~W poprzedniej części~
Mieliście sapnap'a,Tommy wziął miecz od Niki i przyłożył mu zimny metal do szyi :
-jakieś ostatnie słowa-zrobił przerażająca minę.
-i tak przegracie-uśmiechnął się a po czym Tommy rozciął mu gardło mieczem,krew lała się na miecz a krople kapały na ziemię,gdy George chciał uciec,Wilbur wkroczył do akcji zamykając mu drzwi pod nosem, ty spojrzałaś na niego morderczą miną i dałaś innym znak by zaatakowali,lecz coś się stało to było zatrzymanie w czasie,wszyscy stali nie ruchomo w swojej przybranej pozycji,rozejrzałaś się do około,nic potem spojrzałaś na dół tam był chłopak szatyn około 21 lat,miał na głowie gogle,fioletową bluze z elementami,dżinsy z przerażoną miną i dream'a stojącego koło niego trzymającego jakiś złoty stary zegarek na łańcuch
-tym zatrzymał czas...-zapytałaś się samej siebie.

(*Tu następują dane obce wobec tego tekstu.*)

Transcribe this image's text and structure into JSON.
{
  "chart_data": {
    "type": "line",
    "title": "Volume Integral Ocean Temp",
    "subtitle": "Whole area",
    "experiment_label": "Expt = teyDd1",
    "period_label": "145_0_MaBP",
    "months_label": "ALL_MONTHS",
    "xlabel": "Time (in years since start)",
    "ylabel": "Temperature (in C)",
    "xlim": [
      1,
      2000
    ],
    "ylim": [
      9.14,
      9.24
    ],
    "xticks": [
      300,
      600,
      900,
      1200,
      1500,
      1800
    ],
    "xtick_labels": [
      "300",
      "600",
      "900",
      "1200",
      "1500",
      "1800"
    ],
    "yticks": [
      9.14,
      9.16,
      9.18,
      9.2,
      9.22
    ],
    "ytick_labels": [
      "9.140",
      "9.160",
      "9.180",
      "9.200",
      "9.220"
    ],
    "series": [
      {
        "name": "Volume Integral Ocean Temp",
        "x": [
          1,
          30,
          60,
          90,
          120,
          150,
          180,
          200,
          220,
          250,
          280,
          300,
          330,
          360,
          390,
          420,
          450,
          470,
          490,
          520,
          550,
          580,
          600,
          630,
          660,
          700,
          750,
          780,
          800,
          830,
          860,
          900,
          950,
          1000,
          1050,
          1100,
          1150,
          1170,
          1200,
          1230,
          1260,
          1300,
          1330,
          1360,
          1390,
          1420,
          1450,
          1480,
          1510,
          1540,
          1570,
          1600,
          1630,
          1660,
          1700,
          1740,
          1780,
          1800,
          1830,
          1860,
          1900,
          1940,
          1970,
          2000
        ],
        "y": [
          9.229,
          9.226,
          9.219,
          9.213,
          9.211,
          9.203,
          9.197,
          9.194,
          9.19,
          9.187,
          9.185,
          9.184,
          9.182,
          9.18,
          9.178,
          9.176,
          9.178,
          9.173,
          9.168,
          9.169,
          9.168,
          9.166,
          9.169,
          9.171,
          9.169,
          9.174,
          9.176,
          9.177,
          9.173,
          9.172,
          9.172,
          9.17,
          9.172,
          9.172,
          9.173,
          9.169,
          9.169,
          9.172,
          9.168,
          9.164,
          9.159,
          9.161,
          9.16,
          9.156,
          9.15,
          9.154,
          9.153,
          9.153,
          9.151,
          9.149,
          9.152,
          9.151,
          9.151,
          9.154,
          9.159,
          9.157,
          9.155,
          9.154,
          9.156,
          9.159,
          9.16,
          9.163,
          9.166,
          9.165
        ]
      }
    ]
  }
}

-to wygrałaś bitwę a ja wygram wojnę-nasłał techno by zabrał George'a po czym rozpłynęli się w powietrzu jak pył,wreszcie czas wrócił do normy bo zegarek został zwrócony do posiadacza,wszyscy zeszliście na dół i zaczęliście rozmowę.
-hejka jestem [T.I] a to Niki,Tubbo,Fundy,Tommy,Ranboo-wskazywałaś na każdego palcem po kolei.
-Ja jestem Karl-nieśmiało odpowiedział,podając rękę.
-masz ochotę może do nas dołączyć?-zrobiłaś błagająca minę.
-hmmm.mogę się jeszcze zastanowić-otworzył klapę zegarka.
-jak to przemyślę to jutro tu wrócę.
-omówimy plan,na...zniszczenie "potworów",bo tak ich nazywamy,więc żegnaj Karl-pomachałaś do niego lekko.
-KOBIETO JESTEŚ SZALONA-krzyknął Tommy,a ty na to parsknęłaś śmiechem.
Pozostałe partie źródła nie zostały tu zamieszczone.